To use rosemary oil, mix a few drops into a carrier oil (like jojoba or coconut oil) and massage it into your scalp for a few minutes before washing your hair, or add it to your shampoo. It’s worth noting the comparison was against 2% minoxidil, not the more effective 5% version. Still, for people who prefer a natural option or want to add something low-risk to their routine, rosemary oil is a reasonable choice.

Hair Transplant Surgery

When follicles in the balding area are truly gone, no topical or oral treatment can bring them back. That’s where hair transplantation comes in. The procedure moves hair follicles from the back and sides of your head (where they’re genetically resistant to DHT) to the thinning or bald areas.

Two main techniques exist. FUT (follicular unit transplantation) removes a strip of scalp from the donor area, which allows a large number of grafts in one session but leaves a linear scar. FUE (follicular unit extraction) harvests individual follicles, leaving tiny dot scars that are nearly invisible with short hair. Robotic-assisted FUE adds precision but costs 15 to 20 percent more.

In 2025, hair transplants generally cost $6,000 to $15,000, depending on how many grafts you need. The per-graft price ranges from $3 to $8 nationally. A modest procedure of 1,000 grafts runs roughly $4,000 to $7,000, while a larger session of 3,000 grafts can reach $12,000 to $21,000. Insurance almost never covers it. Results take 9 to 12 months to fully appear as transplanted follicles go through a shedding phase before regrowing permanently. Most surgeons recommend continuing minoxidil or finasteride after the procedure to protect the native hair you still have.

Building an Effective Routine

The most successful hair loss treatment plans combine multiple approaches. A common and well-supported combination for men is minoxidil applied to the scalp plus finasteride taken orally. This targets hair loss from two different angles: increasing blood flow and growth signaling at the follicle while reducing the hormone that’s shrinking it. Women often pair minoxidil with spironolactone for the same reason.

Beyond medications, address the basics. Get your ferritin levels checked, especially if you menstruate, eat a restricted diet, or donate blood regularly. If your ferritin is below 70 ng/mL, iron supplementation can make a noticeable difference in hair density over several months. Ensure adequate protein intake, since hair is made almost entirely of the protein keratin, and follicles prioritize survival over hair production when nutrients are scarce.

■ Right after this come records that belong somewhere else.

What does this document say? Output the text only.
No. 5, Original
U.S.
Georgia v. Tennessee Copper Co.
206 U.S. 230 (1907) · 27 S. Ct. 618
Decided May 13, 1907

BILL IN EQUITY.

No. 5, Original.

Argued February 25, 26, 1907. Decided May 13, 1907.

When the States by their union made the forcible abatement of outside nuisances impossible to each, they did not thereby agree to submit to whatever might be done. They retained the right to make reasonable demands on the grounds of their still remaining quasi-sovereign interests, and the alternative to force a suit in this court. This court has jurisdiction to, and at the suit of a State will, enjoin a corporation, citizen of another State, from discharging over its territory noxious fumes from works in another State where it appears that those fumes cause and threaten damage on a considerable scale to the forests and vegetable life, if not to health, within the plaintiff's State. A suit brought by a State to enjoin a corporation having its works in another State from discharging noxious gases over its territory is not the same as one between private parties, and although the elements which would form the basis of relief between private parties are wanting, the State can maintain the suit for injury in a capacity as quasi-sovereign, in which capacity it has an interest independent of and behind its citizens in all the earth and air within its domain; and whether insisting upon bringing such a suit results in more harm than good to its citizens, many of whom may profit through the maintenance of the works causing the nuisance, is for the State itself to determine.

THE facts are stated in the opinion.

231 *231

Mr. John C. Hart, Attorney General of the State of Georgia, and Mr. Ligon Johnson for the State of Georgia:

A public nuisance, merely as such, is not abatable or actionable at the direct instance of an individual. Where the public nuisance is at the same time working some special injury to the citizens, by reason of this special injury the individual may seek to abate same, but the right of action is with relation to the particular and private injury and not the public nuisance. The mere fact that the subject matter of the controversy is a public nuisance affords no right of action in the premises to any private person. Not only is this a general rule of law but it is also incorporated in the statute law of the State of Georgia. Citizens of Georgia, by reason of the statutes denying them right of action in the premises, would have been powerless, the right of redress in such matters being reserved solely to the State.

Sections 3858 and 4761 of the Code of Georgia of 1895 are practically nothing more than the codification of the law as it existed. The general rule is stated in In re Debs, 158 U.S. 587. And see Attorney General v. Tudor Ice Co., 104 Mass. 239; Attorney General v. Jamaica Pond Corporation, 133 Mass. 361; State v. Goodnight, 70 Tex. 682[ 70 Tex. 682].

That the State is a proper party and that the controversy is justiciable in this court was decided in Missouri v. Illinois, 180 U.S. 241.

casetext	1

Scalp care matters too. Gentle massage increases local blood flow. Avoid tight hairstyles that put chronic tension on the hairline (a condition called traction alopecia, which can become permanent). And manage expectations on timeline: nearly every effective hair loss treatment takes three to six months before you see visible changes, and a full year to judge the real outcome. The people who get the best results are the ones who start early, combine strategies, and stay consistent.